How To Walk Away From A Relationship With Dignity
I would like to share with you a few tips that helped me make my life-altering decision.
- Don’t Blame Yourself
An abusive partner always tricks you into thinking that their behaviour is your fault. You’re the one that incites them to treat you the way they do. But that’s not true. The abuser’s actions are NOT YOUR FAULT! As time passes, you start believing them and start wondering if there’s actually something wrong with you. You deem yourself unlovable.
You must get yourself out of this loop.
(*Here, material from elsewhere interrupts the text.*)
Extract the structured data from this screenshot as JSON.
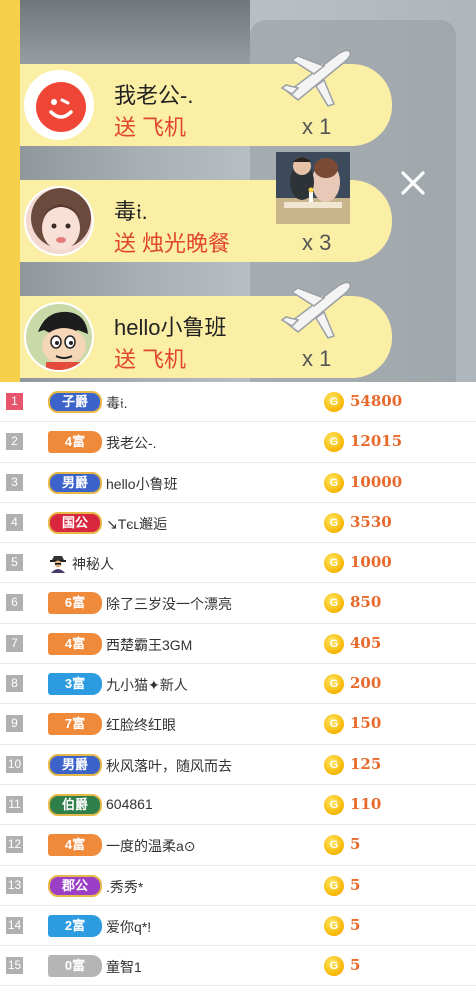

It’s not you. It’s definitely them. You can’t control someone else’s actions. What they do is a choice that they make; you have nothing to do with it. Understand this. You are only responsible for your actions, and no one else’s.
- Respect Yourself
Your partner clearly doesn’t respect you, which in turn has resulted in you disrespecting yourself. If you start treating yourself with dignity, you will refuse to be treated the way your partner does.
Staying in a toxic relationship will become unacceptable once you regain your self-respect and realize that no one has the right to abuse you. Not even yourself.
- Be Willing To Walk Away
The biggest reason why people can’t walk away from an emotionally abusive relationship is that they aren’t prepared to do so. In order to regain control of your life, you have to be willing to cut cords with all the negativity in your life, including your partner.
- Know That It’s Never Too Late To Start Over
A lot of people I know have told me that they’re too old to bring about a 180-degree turn in their lives and start over. Trust me when I say this, it’s not. A close relative of mine left her verbally abusive husband at the age of 50 and started working for an insurance company.
While she had to start from scratch, she is one of the most successful people I know today. And the biggest reason for her success, she says, is her happiness and freedom, that she would never have found had she still been living with her now ex-husband.
It’s never too late to make a fresh start. No matter how old you are, there is something bigger waiting for you. It’s up to you to cross the bridge and grab life by the horns on the other side.
- Seek Help
It’s okay to ask for help. If you’re unable to detach from an ugly relationship, ask your loved ones for assistance. It could be your parent, sibling, or friend. Just know that they are there for you and they love you. And will help you out in every way possible to get you out of your current situation. You just have to say the word.
Final Thoughts – Emotionally Abusive Relationship
Domestic violence is widespread across the world. And its relatively easier to catch the perpetrators. But what of those who don’t leave behind any marks on your body, just on your soul?
Mental torture is just as bad as physical torture. Or maybe even worse. Physical wounds heal with time. But who’s to say when emotional suffering will end.
Love and respect thyself. And if you have kids, set an example for them. Stand up for yourself and quit being in an emotionally abusive relationship. You deserve better.